Chairwoman - Permaculture Design Specialist
Brief info

As a Permaculture Design Specialist and Team Leader, Sharon brings a systems-based approach to regenerative land use and sustainable food growing. With a strong focus on soil health, water management, and plant diversity, they guide projects that work in harmony with natural processes rather than against them.

In their leadership role, Sharon supports collaborative design, practical implementation, and knowledge sharing—helping translate permaculture principles into resilient, real-world solutions for gardens, landscapes, and community projects.


About Me

After many years in a corporate career, I reached a point where the disconnect between the way we live and the way natural systems actually work became impossible to ignore. What began as a quiet sense of unease gradually turned into a clear calling: to step away from extractive, high-pressure environments and move back towards something more grounded, resilient, and meaningful.

That shift led me to permaculture.

What started as personal learning quickly became a deeper commitment to understanding how soil, water, plants, and people interact as living systems. I became particularly drawn to regenerative design—approaches that don’t just reduce harm, but actively rebuild soil health, biodiversity, and long-term resilience. Through hands-on practice, study, and observation, permaculture offered a framework that made sense of both ecological principles and human needs.

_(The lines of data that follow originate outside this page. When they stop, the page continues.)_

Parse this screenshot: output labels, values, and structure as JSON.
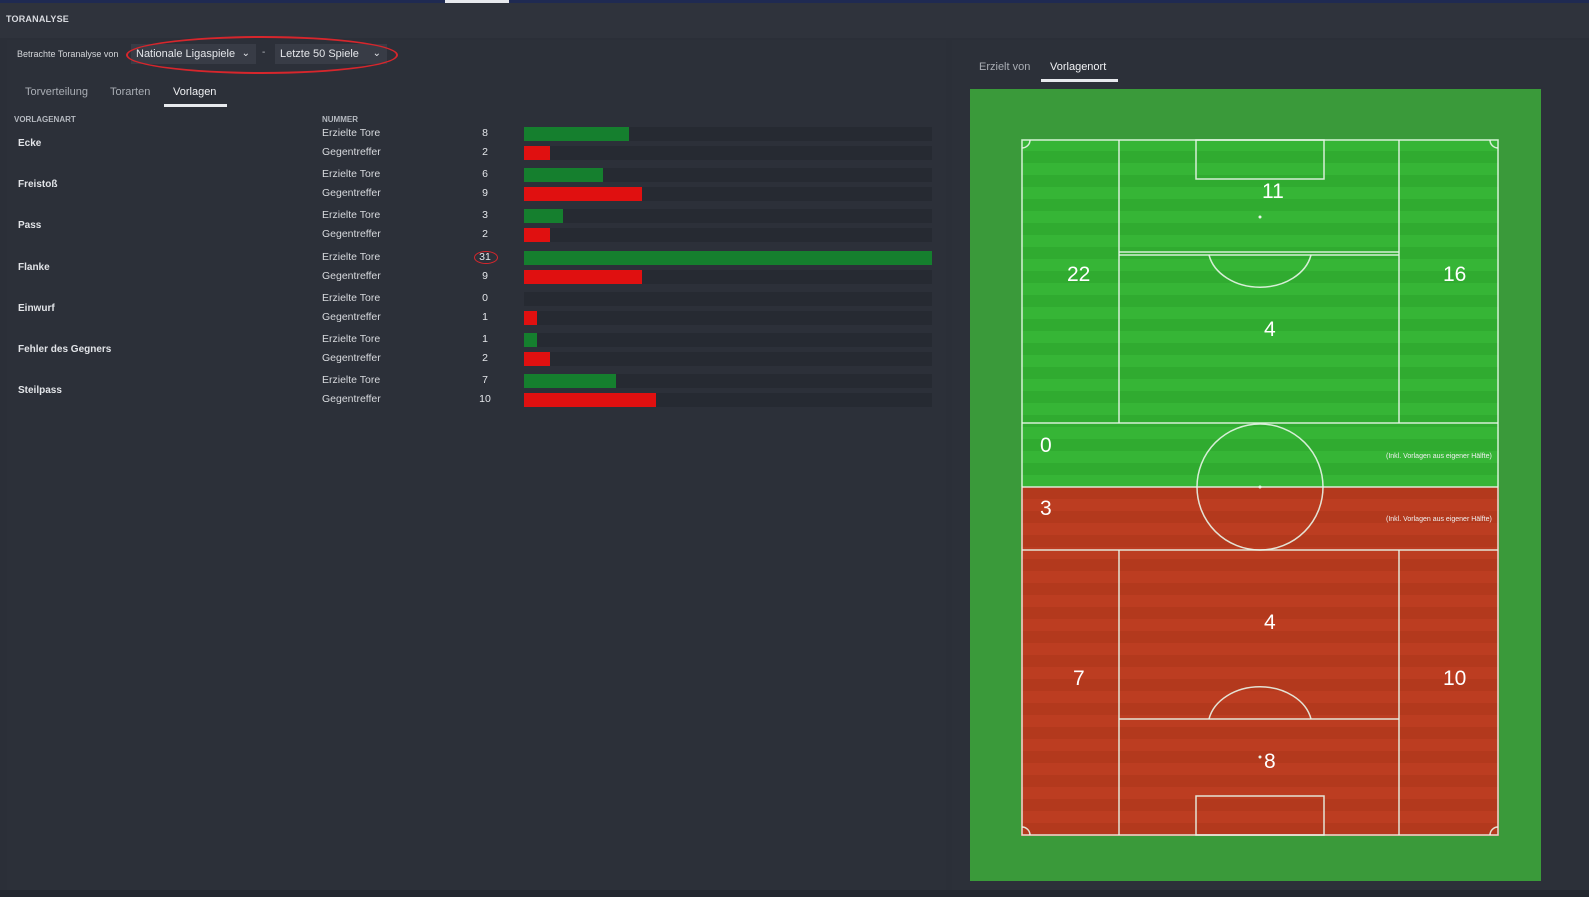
{
  "header": {
    "title": "TORANALYSE"
  },
  "filter": {
    "label": "Betrachte Toranalyse von",
    "competition": "Nationale Ligaspiele",
    "separator": "-",
    "period": "Letzte 50 Spiele"
  },
  "left_tabs": [
    {
      "label": "Torverteilung",
      "active": false
    },
    {
      "label": "Torarten",
      "active": false
    },
    {
      "label": "Vorlagen",
      "active": true
    }
  ],
  "table": {
    "col_type": "VORLAGENART",
    "col_number": "NUMMER",
    "max_value": 31,
    "rows": [
      {
        "category": "Ecke",
        "scored_label": "Erzielte Tore",
        "scored": 8,
        "conceded_label": "Gegentreffer",
        "conceded": 2
      },
      {
        "category": "Freistoß",
        "scored_label": "Erzielte Tore",
        "scored": 6,
        "conceded_label": "Gegentreffer",
        "conceded": 9
      },
      {
        "category": "Pass",
        "scored_label": "Erzielte Tore",
        "scored": 3,
        "conceded_label": "Gegentreffer",
        "conceded": 2
      },
      {
        "category": "Flanke",
        "scored_label": "Erzielte Tore",
        "scored": 31,
        "conceded_label": "Gegentreffer",
        "conceded": 9
      },
      {
        "category": "Einwurf",
        "scored_label": "Erzielte Tore",
        "scored": 0,
        "conceded_label": "Gegentreffer",
        "conceded": 1
      },
      {
        "category": "Fehler des Gegners",
        "scored_label": "Erzielte Tore",
        "scored": 1,
        "conceded_label": "Gegentreffer",
        "conceded": 2
      },
      {
        "category": "Steilpass",
        "scored_label": "Erzielte Tore",
        "scored": 7,
        "conceded_label": "Gegentreffer",
        "conceded": 10
      }
    ]
  },
  "right_tabs": [
    {
      "label": "Erzielt von",
      "active": false
    },
    {
      "label": "Vorlagenort",
      "active": true
    }
  ],
  "pitch": {
    "attack": {
      "box_center": "11",
      "left_wing": "22",
      "right_wing": "16",
      "center_mid": "4",
      "own_half_band": "0",
      "note": "(Inkl. Vorlagen aus eigener Hälfte)"
    },
    "defense": {
      "own_half_band": "3",
      "note": "(Inkl. Vorlagen aus eigener Hälfte)",
      "center_mid": "4",
      "left_wing": "7",
      "right_wing": "10",
      "box_center": "8"
    }
  },
  "colors": {
    "scored": "#157f2e",
    "conceded": "#e01010",
    "pitch_green": "#33b233",
    "pitch_red": "#b83a1f",
    "annotation": "#d7262c"
  }
}
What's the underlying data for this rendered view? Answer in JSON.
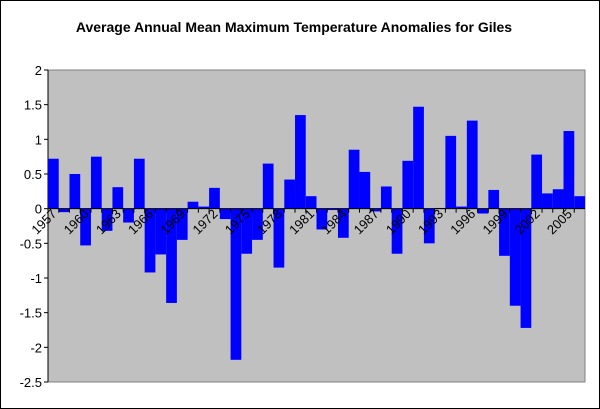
{
  "chart_data": {
    "type": "bar",
    "title": "Average Annual Mean Maximum Temperature Anomalies for Giles",
    "categories": [
      "1957",
      null,
      null,
      "1960",
      null,
      null,
      "1963",
      null,
      null,
      "1966",
      null,
      null,
      "1969",
      null,
      null,
      "1972",
      null,
      null,
      "1975",
      null,
      null,
      "1978",
      null,
      null,
      "1981",
      null,
      null,
      "1984",
      null,
      null,
      "1987",
      null,
      null,
      "1990",
      null,
      null,
      "1993",
      null,
      null,
      "1996",
      null,
      null,
      "1999",
      null,
      null,
      "2002",
      null,
      null,
      "2005",
      null
    ],
    "values": [
      0.72,
      -0.05,
      0.5,
      -0.53,
      0.75,
      -0.32,
      0.31,
      -0.2,
      0.72,
      -0.92,
      -0.66,
      -1.36,
      -0.45,
      0.1,
      0.03,
      0.3,
      -0.15,
      -2.18,
      -0.65,
      -0.45,
      0.65,
      -0.85,
      0.42,
      1.35,
      0.18,
      -0.3,
      -0.02,
      -0.42,
      0.85,
      0.53,
      -0.04,
      0.32,
      -0.65,
      0.69,
      1.47,
      -0.5,
      0.01,
      1.05,
      0.03,
      1.27,
      -0.07,
      0.27,
      -0.68,
      -1.4,
      -1.72,
      0.78,
      0.22,
      0.28,
      1.12,
      0.18
    ],
    "color": "#0000ff",
    "ylim": [
      -2.5,
      2
    ],
    "yticks": [
      2,
      1.5,
      1,
      0.5,
      0,
      -0.5,
      -1,
      -1.5,
      -2,
      -2.5
    ],
    "grid": false
  }
}
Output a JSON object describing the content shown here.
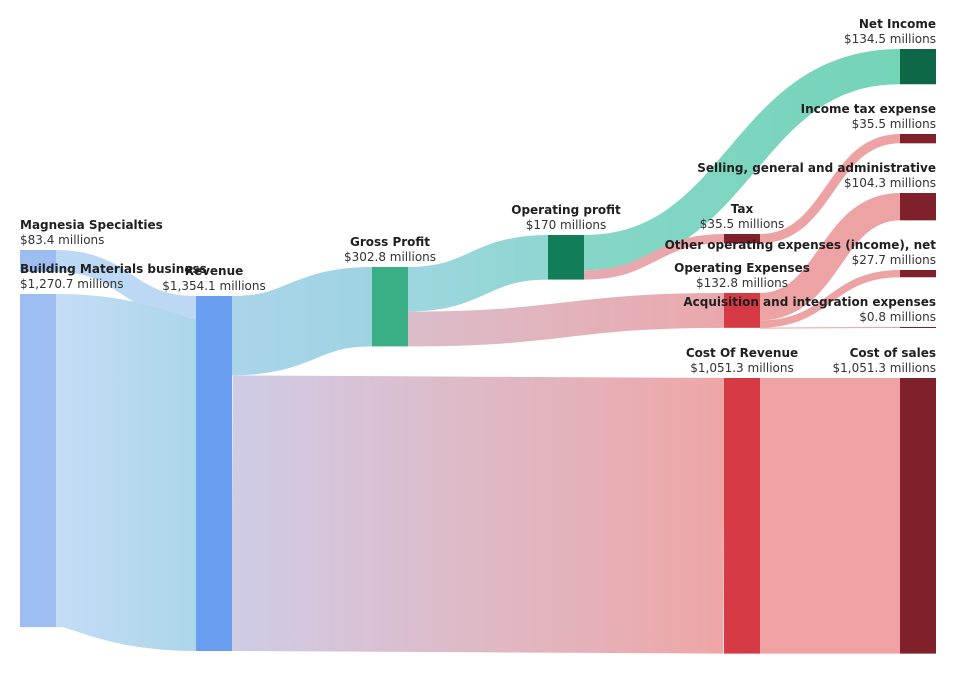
{
  "chart_data": {
    "type": "sankey",
    "title": "",
    "units": "$ millions",
    "nodes": [
      {
        "id": "magnesia",
        "name": "Magnesia Specialties",
        "value_label": "$83.4 millions",
        "value": 83.4,
        "color": "#9dbcef",
        "label_anchor": "start"
      },
      {
        "id": "building",
        "name": "Building Materials business",
        "value_label": "$1,270.7 millions",
        "value": 1270.7,
        "color": "#9dbcef",
        "label_anchor": "start"
      },
      {
        "id": "revenue",
        "name": "Revenue",
        "value_label": "$1,354.1 millions",
        "value": 1354.1,
        "color": "#6a9ef0",
        "label_anchor": "middle"
      },
      {
        "id": "gross_profit",
        "name": "Gross Profit",
        "value_label": "$302.8 millions",
        "value": 302.8,
        "color": "#3aae85",
        "label_anchor": "middle"
      },
      {
        "id": "cost_of_revenue",
        "name": "Cost Of Revenue",
        "value_label": "$1,051.3 millions",
        "value": 1051.3,
        "color": "#d63a44",
        "label_anchor": "middle"
      },
      {
        "id": "operating_profit",
        "name": "Operating profit",
        "value_label": "$170 millions",
        "value": 170,
        "color": "#117d59",
        "label_anchor": "middle"
      },
      {
        "id": "operating_expenses",
        "name": "Operating Expenses",
        "value_label": "$132.8 millions",
        "value": 132.8,
        "color": "#d63a44",
        "label_anchor": "middle"
      },
      {
        "id": "tax",
        "name": "Tax",
        "value_label": "$35.5 millions",
        "value": 35.5,
        "color": "#80202a",
        "label_anchor": "middle"
      },
      {
        "id": "net_income",
        "name": "Net Income",
        "value_label": "$134.5 millions",
        "value": 134.5,
        "color": "#0e6747",
        "label_anchor": "end"
      },
      {
        "id": "income_tax",
        "name": "Income tax expense",
        "value_label": "$35.5 millions",
        "value": 35.5,
        "color": "#80202a",
        "label_anchor": "end"
      },
      {
        "id": "sga",
        "name": "Selling, general and administrative",
        "value_label": "$104.3 millions",
        "value": 104.3,
        "color": "#80202a",
        "label_anchor": "end"
      },
      {
        "id": "other_opex",
        "name": "Other operating expenses (income), net",
        "value_label": "$27.7 millions",
        "value": 27.7,
        "color": "#80202a",
        "label_anchor": "end"
      },
      {
        "id": "acquisition",
        "name": "Acquisition and integration expenses",
        "value_label": "$0.8 millions",
        "value": 0.8,
        "color": "#80202a",
        "label_anchor": "end"
      },
      {
        "id": "cost_of_sales",
        "name": "Cost of sales",
        "value_label": "$1,051.3 millions",
        "value": 1051.3,
        "color": "#80202a",
        "label_anchor": "end"
      }
    ],
    "links": [
      {
        "source": "magnesia",
        "target": "revenue",
        "value": 83.4,
        "color_from": "#bcd8f5",
        "color_to": "#bcd8f5"
      },
      {
        "source": "building",
        "target": "revenue",
        "value": 1270.7,
        "color_from": "#c4dcf7",
        "color_to": "#acd6ea"
      },
      {
        "source": "revenue",
        "target": "gross_profit",
        "value": 302.8,
        "color_from": "#aad4ea",
        "color_to": "#9ed4e2"
      },
      {
        "source": "revenue",
        "target": "cost_of_revenue",
        "value": 1051.3,
        "color_from": "#cfcce6",
        "color_to": "#eea6a6"
      },
      {
        "source": "gross_profit",
        "target": "operating_profit",
        "value": 170,
        "color_from": "#9ed6e0",
        "color_to": "#8fd6d1"
      },
      {
        "source": "gross_profit",
        "target": "operating_expenses",
        "value": 132.8,
        "color_from": "#dbbdca",
        "color_to": "#eaa8ac"
      },
      {
        "source": "operating_profit",
        "target": "net_income",
        "value": 134.5,
        "color_from": "#86d6c7",
        "color_to": "#74d4b8"
      },
      {
        "source": "operating_profit",
        "target": "tax",
        "value": 35.5,
        "color_from": "#e6aab2",
        "color_to": "#eda4a8"
      },
      {
        "source": "tax",
        "target": "income_tax",
        "value": 35.5,
        "color_from": "#eda2a4",
        "color_to": "#eda2a4"
      },
      {
        "source": "operating_expenses",
        "target": "sga",
        "value": 104.3,
        "color_from": "#eda2a4",
        "color_to": "#eda2a4"
      },
      {
        "source": "operating_expenses",
        "target": "other_opex",
        "value": 27.7,
        "color_from": "#eda2a4",
        "color_to": "#eda2a4"
      },
      {
        "source": "operating_expenses",
        "target": "acquisition",
        "value": 0.8,
        "color_from": "#eda2a4",
        "color_to": "#eda2a4"
      },
      {
        "source": "cost_of_revenue",
        "target": "cost_of_sales",
        "value": 1051.3,
        "color_from": "#eea2a2",
        "color_to": "#eea2a2"
      }
    ]
  }
}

Young fruit trees planted on contour with mulch and ground cover, demonstrating permaculture orchard design and soil protection.

Today, as a Permaculture Design Specialist and Team Leader, my role is to help translate those principles into practical, real-world applications. I focus on soil building, water harvesting, companion planting, and system design that works with natural patterns rather than against them. Equally important to me is collaboration—creating spaces where knowledge is shared, learning is continuous, and solutions are shaped collectively.

This work isn’t about returning to the past or rejecting progress. It’s about applying insight, experience, and systems thinking to create food systems and landscapes that are productive, adaptable, and deeply connected to the natural world. For me, permaculture is both a practice and a perspective—one that continues to guide how I lead, design, and live.